Overburdening and overloading of an easement are generally unacceptable because the servient property (the land over which the easement runs) is thereby subjected to a greater burden than was originally contemplated when the easement was initially granted. That is, granting rights to adjacent property in addition to the dominant estate (the land which enjoys the easement) would involve the overloading of an easement, because now the servient property would be used to service more land than was originally anticipated. But if that is true, how is it that breaking up the dominant estate into many lots is simply considered an acceptable apportionment of existing rights? Both would result in an expanded use of the easement, but overloading would not be permitted while the reapportionment would. How is this reconciled? This is addressed in the Restatement of the Law of Property, Volume V, Servitudes:
The burden upon a servient tenement frequently will not be greatly increased by permitting an easement appurtenant to attach to each of the parts into which the dominant tenement may be subdivided. Though some increase in burden may result from the fact that the number of users is increased by the subdivision, the extent of the use is still measured by the needs of the land that constituted the original dominant teniment. Moreover, dominant tenements are ordinarily divisible and their division is so common that it is assumed that the possibility of their division is contemplated in their creation. Hence, unless forbidden by the manner or terms of its creation, the benefit of an easement appurtenant accrues upon the subdivision of a dominant tenement to the benefit of each of the parts into which it is subdivided.

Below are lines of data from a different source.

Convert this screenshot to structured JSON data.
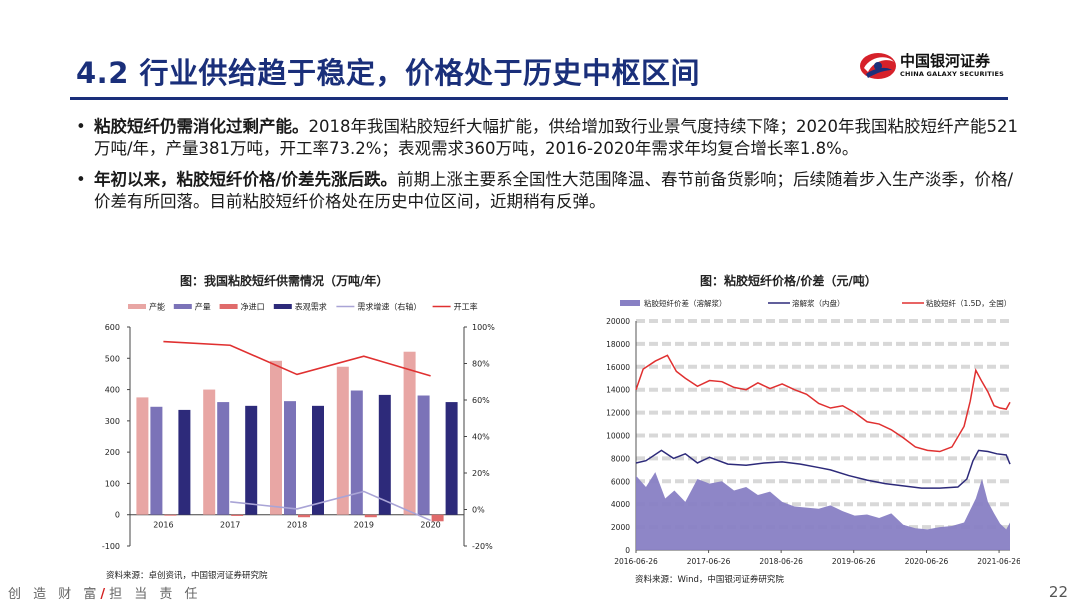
{
  "header": {
    "title": "4.2 行业供给趋于稳定，价格处于历史中枢区间",
    "logo_cn": "中国银河证券",
    "logo_en": "CHINA GALAXY SECURITIES"
  },
  "bullets": [
    {
      "bold": "粘胶短纤仍需消化过剩产能。",
      "text": "2018年我国粘胶短纤大幅扩能，供给增加致行业景气度持续下降；2020年我国粘胶短纤产能521万吨/年，产量381万吨，开工率73.2%；表观需求360万吨，2016-2020年需求年均复合增长率1.8%。"
    },
    {
      "bold": "年初以来，粘胶短纤价格/价差先涨后跌。",
      "text": "前期上涨主要系全国性大范围降温、春节前备货影响；后续随着步入生产淡季，价格/价差有所回落。目前粘胶短纤价格处在历史中位区间，近期稍有反弹。"
    }
  ],
  "chart_data": [
    {
      "type": "bar",
      "title": "图：我国粘胶短纤供需情况（万吨/年）",
      "categories": [
        "2016",
        "2017",
        "2018",
        "2019",
        "2020"
      ],
      "series": [
        {
          "name": "产能",
          "kind": "bar",
          "color": "#e8a6a4",
          "values": [
            375,
            400,
            492,
            473,
            521
          ]
        },
        {
          "name": "产量",
          "kind": "bar",
          "color": "#7b73b8",
          "values": [
            345,
            360,
            363,
            397,
            381
          ]
        },
        {
          "name": "净进口",
          "kind": "bar",
          "color": "#e06b6b",
          "values": [
            -3,
            -4,
            -8,
            -8,
            -21
          ]
        },
        {
          "name": "表观需求",
          "kind": "bar",
          "color": "#2d2a7a",
          "values": [
            335,
            348,
            348,
            383,
            360
          ]
        },
        {
          "name": "需求增速（右轴）",
          "kind": "line",
          "axis": "right",
          "color": "#a9a4d6",
          "values": [
            null,
            4.2,
            0.3,
            9.9,
            -6.0
          ]
        },
        {
          "name": "开工率",
          "kind": "line",
          "axis": "right",
          "color": "#e03030",
          "values": [
            92,
            90,
            74,
            84,
            73.2
          ]
        }
      ],
      "ylim": [
        -100,
        600
      ],
      "yticks": [
        "600",
        "500",
        "400",
        "300",
        "200",
        "100",
        "0",
        "-100"
      ],
      "y2lim": [
        -20,
        100
      ],
      "y2ticks": [
        "100%",
        "80%",
        "60%",
        "40%",
        "20%",
        "0%",
        "-20%"
      ],
      "legend": "top",
      "grid": false,
      "source": "资料来源：卓创资讯，中国银河证券研究院"
    },
    {
      "type": "line",
      "title": "图：粘胶短纤价格/价差（元/吨）",
      "x_ticks": [
        "2016-06-26",
        "2017-06-26",
        "2018-06-26",
        "2019-06-26",
        "2020-06-26",
        "2021-06-26"
      ],
      "ylim": [
        0,
        20000
      ],
      "yticks": [
        "20000",
        "18000",
        "16000",
        "14000",
        "12000",
        "10000",
        "8000",
        "6000",
        "4000",
        "2000",
        "0"
      ],
      "x_domain": [
        "2016-06-26",
        "2021-08-20"
      ],
      "series": [
        {
          "name": "粘胶短纤价差（溶解浆）",
          "kind": "area",
          "color": "#8880c4",
          "x": [
            "2016-06-26",
            "2016-08-15",
            "2016-10-01",
            "2016-11-20",
            "2017-01-05",
            "2017-03-01",
            "2017-05-01",
            "2017-07-01",
            "2017-09-01",
            "2017-11-01",
            "2018-01-01",
            "2018-03-01",
            "2018-05-01",
            "2018-07-01",
            "2018-09-01",
            "2018-11-01",
            "2019-01-01",
            "2019-03-01",
            "2019-05-01",
            "2019-07-01",
            "2019-09-01",
            "2019-11-01",
            "2020-01-01",
            "2020-03-01",
            "2020-05-01",
            "2020-07-01",
            "2020-09-01",
            "2020-11-01",
            "2021-01-01",
            "2021-02-01",
            "2021-03-01",
            "2021-04-01",
            "2021-05-01",
            "2021-06-01",
            "2021-07-01",
            "2021-08-01",
            "2021-08-20"
          ],
          "values": [
            6500,
            5500,
            6800,
            4500,
            5200,
            4200,
            6200,
            5800,
            6000,
            5200,
            5500,
            4800,
            5100,
            4200,
            3800,
            3700,
            3600,
            3900,
            3400,
            3000,
            3100,
            2800,
            3200,
            2200,
            1900,
            1800,
            2000,
            2100,
            2400,
            3500,
            4500,
            6200,
            4200,
            3200,
            2300,
            1800,
            2400
          ]
        },
        {
          "name": "溶解浆（内盘）",
          "kind": "line",
          "color": "#2d2a7a",
          "x": [
            "2016-06-26",
            "2016-08-15",
            "2016-11-01",
            "2017-01-01",
            "2017-03-01",
            "2017-05-01",
            "2017-07-01",
            "2017-10-01",
            "2018-01-01",
            "2018-04-01",
            "2018-07-01",
            "2018-10-01",
            "2019-01-01",
            "2019-03-01",
            "2019-06-01",
            "2019-09-01",
            "2019-12-01",
            "2020-03-01",
            "2020-06-01",
            "2020-09-01",
            "2020-12-01",
            "2021-01-15",
            "2021-02-15",
            "2021-03-15",
            "2021-05-01",
            "2021-06-15",
            "2021-08-01",
            "2021-08-20"
          ],
          "values": [
            7600,
            7800,
            8700,
            8000,
            8400,
            7600,
            8100,
            7500,
            7400,
            7600,
            7700,
            7500,
            7200,
            7000,
            6500,
            6100,
            5800,
            5600,
            5400,
            5400,
            5500,
            6200,
            7800,
            8700,
            8600,
            8400,
            8300,
            7500
          ]
        },
        {
          "name": "粘胶短纤（1.5D，全国）",
          "kind": "line",
          "color": "#e03030",
          "x": [
            "2016-06-26",
            "2016-08-01",
            "2016-10-01",
            "2016-12-01",
            "2017-01-15",
            "2017-03-01",
            "2017-05-01",
            "2017-07-01",
            "2017-09-01",
            "2017-11-01",
            "2018-01-01",
            "2018-03-01",
            "2018-05-01",
            "2018-07-01",
            "2018-09-01",
            "2018-11-01",
            "2019-01-01",
            "2019-03-01",
            "2019-05-01",
            "2019-07-01",
            "2019-09-01",
            "2019-11-01",
            "2020-01-01",
            "2020-03-01",
            "2020-05-01",
            "2020-07-01",
            "2020-09-01",
            "2020-11-01",
            "2021-01-01",
            "2021-02-01",
            "2021-03-01",
            "2021-04-01",
            "2021-05-01",
            "2021-06-01",
            "2021-07-01",
            "2021-08-01",
            "2021-08-20"
          ],
          "values": [
            14000,
            15800,
            16500,
            17000,
            15600,
            15000,
            14300,
            14800,
            14700,
            14200,
            14000,
            14600,
            14100,
            14500,
            14000,
            13600,
            12800,
            12400,
            12600,
            12000,
            11200,
            11000,
            10500,
            9800,
            9000,
            8700,
            8600,
            9000,
            10800,
            13000,
            15700,
            14700,
            13800,
            12600,
            12400,
            12300,
            12900
          ]
        }
      ],
      "legend": "top",
      "grid": true,
      "source": "资料来源：Wind，中国银河证券研究院"
    }
  ],
  "footer": {
    "left_a": "创 造 财 富",
    "slash": "/",
    "left_b": "担 当 责 任",
    "page": "22"
  }
}
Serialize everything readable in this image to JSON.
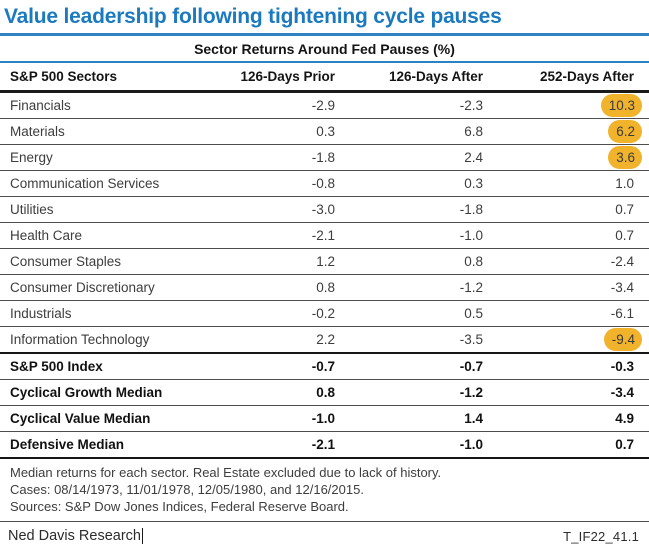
{
  "title": "Value leadership following tightening cycle pauses",
  "table": {
    "subtitle": "Sector Returns Around Fed Pauses (%)",
    "columns": [
      "S&P 500 Sectors",
      "126-Days Prior",
      "126-Days After",
      "252-Days After"
    ],
    "rows": [
      {
        "sector": "Financials",
        "prior126": "-2.9",
        "after126": "-2.3",
        "after252": "10.3",
        "bold": false,
        "highlight": true,
        "section_end": false
      },
      {
        "sector": "Materials",
        "prior126": "0.3",
        "after126": "6.8",
        "after252": "6.2",
        "bold": false,
        "highlight": true,
        "section_end": false
      },
      {
        "sector": "Energy",
        "prior126": "-1.8",
        "after126": "2.4",
        "after252": "3.6",
        "bold": false,
        "highlight": true,
        "section_end": false
      },
      {
        "sector": "Communication Services",
        "prior126": "-0.8",
        "after126": "0.3",
        "after252": "1.0",
        "bold": false,
        "highlight": false,
        "section_end": false
      },
      {
        "sector": "Utilities",
        "prior126": "-3.0",
        "after126": "-1.8",
        "after252": "0.7",
        "bold": false,
        "highlight": false,
        "section_end": false
      },
      {
        "sector": "Health Care",
        "prior126": "-2.1",
        "after126": "-1.0",
        "after252": "0.7",
        "bold": false,
        "highlight": false,
        "section_end": false
      },
      {
        "sector": "Consumer Staples",
        "prior126": "1.2",
        "after126": "0.8",
        "after252": "-2.4",
        "bold": false,
        "highlight": false,
        "section_end": false
      },
      {
        "sector": "Consumer Discretionary",
        "prior126": "0.8",
        "after126": "-1.2",
        "after252": "-3.4",
        "bold": false,
        "highlight": false,
        "section_end": false
      },
      {
        "sector": "Industrials",
        "prior126": "-0.2",
        "after126": "0.5",
        "after252": "-6.1",
        "bold": false,
        "highlight": false,
        "section_end": false
      },
      {
        "sector": "Information Technology",
        "prior126": "2.2",
        "after126": "-3.5",
        "after252": "-9.4",
        "bold": false,
        "highlight": true,
        "section_end": true
      },
      {
        "sector": "S&P 500 Index",
        "prior126": "-0.7",
        "after126": "-0.7",
        "after252": "-0.3",
        "bold": true,
        "highlight": false,
        "section_end": false
      },
      {
        "sector": "Cyclical Growth Median",
        "prior126": "0.8",
        "after126": "-1.2",
        "after252": "-3.4",
        "bold": true,
        "highlight": false,
        "section_end": false
      },
      {
        "sector": "Cyclical Value Median",
        "prior126": "-1.0",
        "after126": "1.4",
        "after252": "4.9",
        "bold": true,
        "highlight": false,
        "section_end": false
      },
      {
        "sector": "Defensive Median",
        "prior126": "-2.1",
        "after126": "-1.0",
        "after252": "0.7",
        "bold": true,
        "highlight": false,
        "section_end": false
      }
    ]
  },
  "footnotes": [
    "Median returns for each sector. Real Estate excluded due to lack of history.",
    "Cases: 08/14/1973, 11/01/1978, 12/05/1980, and 12/16/2015.",
    "Sources: S&P Dow Jones Indices, Federal Reserve Board."
  ],
  "footer": {
    "brand": "Ned Davis Research",
    "chart_id": "T_IF22_41.1"
  },
  "colors": {
    "title_blue": "#1b7abf",
    "rule_blue": "#2e81c2",
    "highlight_yellow": "#f1b32c",
    "body_text": "#3d3d3d",
    "bold_text": "#111111"
  },
  "chart_data": {
    "type": "table",
    "title": "Value leadership following tightening cycle pauses",
    "subtitle": "Sector Returns Around Fed Pauses (%)",
    "columns": [
      "S&P 500 Sectors",
      "126-Days Prior",
      "126-Days After",
      "252-Days After"
    ],
    "rows": [
      [
        "Financials",
        -2.9,
        -2.3,
        10.3
      ],
      [
        "Materials",
        0.3,
        6.8,
        6.2
      ],
      [
        "Energy",
        -1.8,
        2.4,
        3.6
      ],
      [
        "Communication Services",
        -0.8,
        0.3,
        1.0
      ],
      [
        "Utilities",
        -3.0,
        -1.8,
        0.7
      ],
      [
        "Health Care",
        -2.1,
        -1.0,
        0.7
      ],
      [
        "Consumer Staples",
        1.2,
        0.8,
        -2.4
      ],
      [
        "Consumer Discretionary",
        0.8,
        -1.2,
        -3.4
      ],
      [
        "Industrials",
        -0.2,
        0.5,
        -6.1
      ],
      [
        "Information Technology",
        2.2,
        -3.5,
        -9.4
      ],
      [
        "S&P 500 Index",
        -0.7,
        -0.7,
        -0.3
      ],
      [
        "Cyclical Growth Median",
        0.8,
        -1.2,
        -3.4
      ],
      [
        "Cyclical Value Median",
        -1.0,
        1.4,
        4.9
      ],
      [
        "Defensive Median",
        -2.1,
        -1.0,
        0.7
      ]
    ],
    "highlighted_cells": [
      [
        "Financials",
        "252-Days After"
      ],
      [
        "Materials",
        "252-Days After"
      ],
      [
        "Energy",
        "252-Days After"
      ],
      [
        "Information Technology",
        "252-Days After"
      ]
    ],
    "bold_rows": [
      "S&P 500 Index",
      "Cyclical Growth Median",
      "Cyclical Value Median",
      "Defensive Median"
    ]
  }
}
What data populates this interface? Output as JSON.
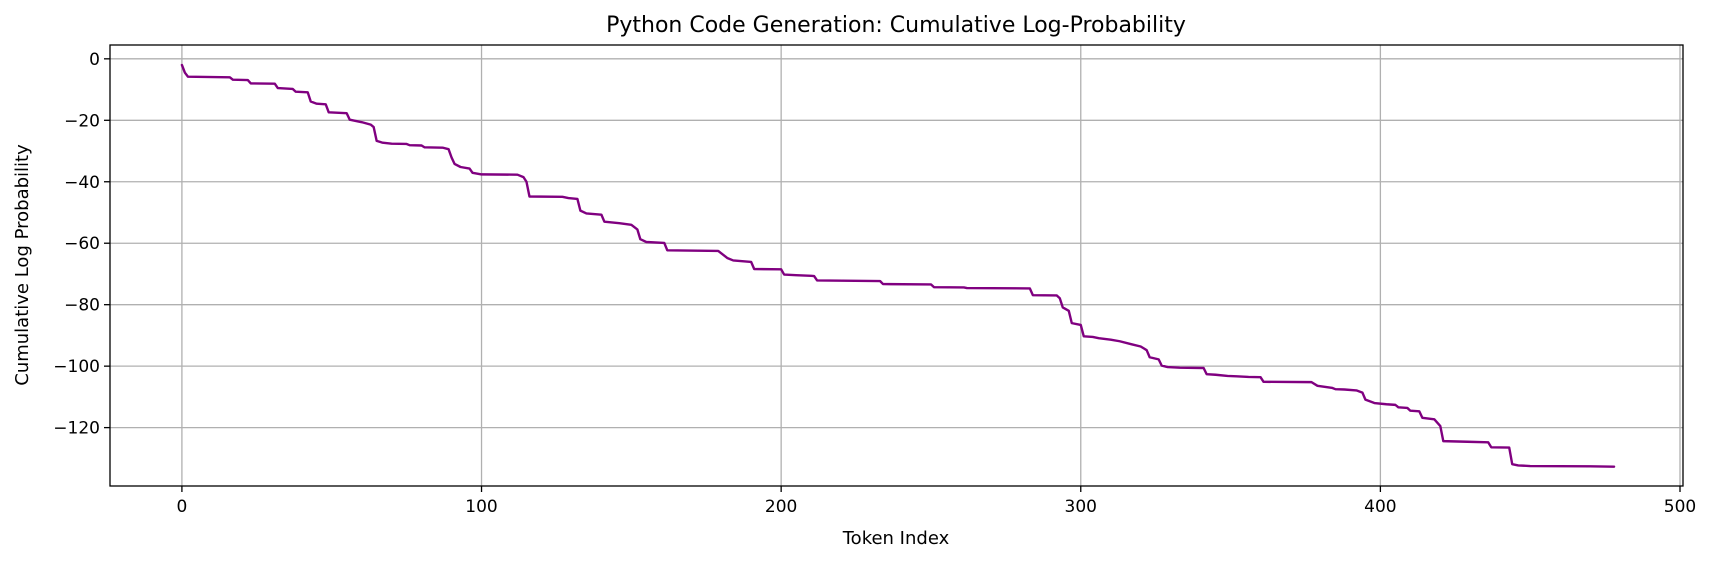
{
  "chart_data": {
    "type": "line",
    "title": "Python Code Generation: Cumulative Log-Probability",
    "xlabel": "Token Index",
    "ylabel": "Cumulative Log Probability",
    "xlim": [
      -24,
      501
    ],
    "ylim": [
      -139,
      4.5
    ],
    "xticks": [
      0,
      100,
      200,
      300,
      400,
      500
    ],
    "yticks": [
      0,
      -20,
      -40,
      -60,
      -80,
      -100,
      -120
    ],
    "xtick_labels": [
      "0",
      "100",
      "200",
      "300",
      "400",
      "500"
    ],
    "ytick_labels": [
      "0",
      "−20",
      "−40",
      "−60",
      "−80",
      "−100",
      "−120"
    ],
    "grid": true,
    "series": [
      {
        "color": "#800080",
        "points": [
          [
            0,
            -2
          ],
          [
            1,
            -4.5
          ],
          [
            2,
            -5.8
          ],
          [
            16,
            -6
          ],
          [
            17,
            -6.8
          ],
          [
            22,
            -6.9
          ],
          [
            23,
            -8
          ],
          [
            31,
            -8.1
          ],
          [
            32,
            -9.5
          ],
          [
            37,
            -9.8
          ],
          [
            38,
            -10.7
          ],
          [
            42,
            -10.9
          ],
          [
            43,
            -13.9
          ],
          [
            45,
            -14.6
          ],
          [
            48,
            -14.8
          ],
          [
            49,
            -17.4
          ],
          [
            55,
            -17.7
          ],
          [
            56,
            -19.8
          ],
          [
            60,
            -20.6
          ],
          [
            63,
            -21.4
          ],
          [
            64,
            -22.2
          ],
          [
            65,
            -26.7
          ],
          [
            67,
            -27.3
          ],
          [
            70,
            -27.6
          ],
          [
            75,
            -27.7
          ],
          [
            76,
            -28.1
          ],
          [
            80,
            -28.2
          ],
          [
            81,
            -28.8
          ],
          [
            87,
            -28.9
          ],
          [
            89,
            -29.4
          ],
          [
            90,
            -32.1
          ],
          [
            91,
            -34.2
          ],
          [
            93,
            -35.2
          ],
          [
            96,
            -35.7
          ],
          [
            97,
            -37.1
          ],
          [
            100,
            -37.6
          ],
          [
            112,
            -37.7
          ],
          [
            114,
            -38.5
          ],
          [
            115,
            -40
          ],
          [
            116,
            -44.8
          ],
          [
            127,
            -44.9
          ],
          [
            129,
            -45.3
          ],
          [
            132,
            -45.6
          ],
          [
            133,
            -49.4
          ],
          [
            135,
            -50.3
          ],
          [
            140,
            -50.7
          ],
          [
            141,
            -53
          ],
          [
            146,
            -53.5
          ],
          [
            150,
            -54
          ],
          [
            152,
            -55.5
          ],
          [
            153,
            -58.7
          ],
          [
            155,
            -59.6
          ],
          [
            161,
            -59.9
          ],
          [
            162,
            -62.3
          ],
          [
            179,
            -62.5
          ],
          [
            182,
            -64.8
          ],
          [
            184,
            -65.6
          ],
          [
            189,
            -66
          ],
          [
            190,
            -66.1
          ],
          [
            191,
            -68.4
          ],
          [
            200,
            -68.5
          ],
          [
            201,
            -70.2
          ],
          [
            205,
            -70.4
          ],
          [
            210,
            -70.6
          ],
          [
            211,
            -70.7
          ],
          [
            212,
            -72.1
          ],
          [
            233,
            -72.3
          ],
          [
            234,
            -73.3
          ],
          [
            250,
            -73.4
          ],
          [
            251,
            -74.3
          ],
          [
            261,
            -74.4
          ],
          [
            262,
            -74.6
          ],
          [
            283,
            -74.7
          ],
          [
            284,
            -76.9
          ],
          [
            292,
            -77
          ],
          [
            293,
            -77.9
          ],
          [
            294,
            -80.9
          ],
          [
            296,
            -82
          ],
          [
            297,
            -86
          ],
          [
            300,
            -86.6
          ],
          [
            301,
            -90.3
          ],
          [
            304,
            -90.5
          ],
          [
            306,
            -90.9
          ],
          [
            310,
            -91.4
          ],
          [
            313,
            -91.9
          ],
          [
            317,
            -92.9
          ],
          [
            320,
            -93.6
          ],
          [
            322,
            -94.8
          ],
          [
            323,
            -97.1
          ],
          [
            326,
            -97.8
          ],
          [
            327,
            -99.8
          ],
          [
            329,
            -100.3
          ],
          [
            333,
            -100.5
          ],
          [
            341,
            -100.6
          ],
          [
            342,
            -102.6
          ],
          [
            345,
            -102.8
          ],
          [
            349,
            -103.2
          ],
          [
            352,
            -103.3
          ],
          [
            356,
            -103.5
          ],
          [
            360,
            -103.6
          ],
          [
            361,
            -105.1
          ],
          [
            377,
            -105.2
          ],
          [
            379,
            -106.4
          ],
          [
            384,
            -107.1
          ],
          [
            385,
            -107.5
          ],
          [
            388,
            -107.6
          ],
          [
            392,
            -107.9
          ],
          [
            394,
            -108.6
          ],
          [
            395,
            -110.9
          ],
          [
            398,
            -112
          ],
          [
            402,
            -112.4
          ],
          [
            405,
            -112.6
          ],
          [
            406,
            -113.4
          ],
          [
            409,
            -113.6
          ],
          [
            410,
            -114.5
          ],
          [
            413,
            -114.7
          ],
          [
            414,
            -116.8
          ],
          [
            418,
            -117.3
          ],
          [
            420,
            -119.5
          ],
          [
            421,
            -124.4
          ],
          [
            429,
            -124.6
          ],
          [
            436,
            -124.8
          ],
          [
            437,
            -126.4
          ],
          [
            443,
            -126.5
          ],
          [
            444,
            -131.9
          ],
          [
            446,
            -132.3
          ],
          [
            450,
            -132.5
          ],
          [
            470,
            -132.6
          ],
          [
            478,
            -132.7
          ]
        ]
      }
    ]
  }
}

But there is a presumption that an easement that does not specifically provide otherwise is nonexclusive. "[E]xclusive easements should be clearly expressed." Butler v. Haley Greysone Corp., 352 Mass. 252, 224 N.E.2d 688 (1967). The significance of this, at least in relation to easements in gross, is explored in Restatement of Law, Property-Servitudes, §493, which states:
A nonexclusive easement in gross is one which does not give, as against the owner of the servient tenement and others who may be privileged under him, the sole privilege of making the use authorized by the easement. In the case of such an easement the owner and possessor of the servient tenement has not only the privilege himself to make the use authorized by the easement, but he retains the power to create like privileges in others. The apportionability of the easement by its owner would be inconsistent with such a power in the owner and possessor of the servient tenement. Because of this, the apportionability of the easement will not be assumed in the absence of a clear indication to the contrary in the manner or terms of its creation. (Emphasis added.)
The overburdening of an easement does not involve expanding easement rights for the benefit of additional land, or the distribution of easement rights servicing land to all of the sub-portions of that land; overburdening involves expanding the use of an easement with respect to the same land but for additional or different purposes.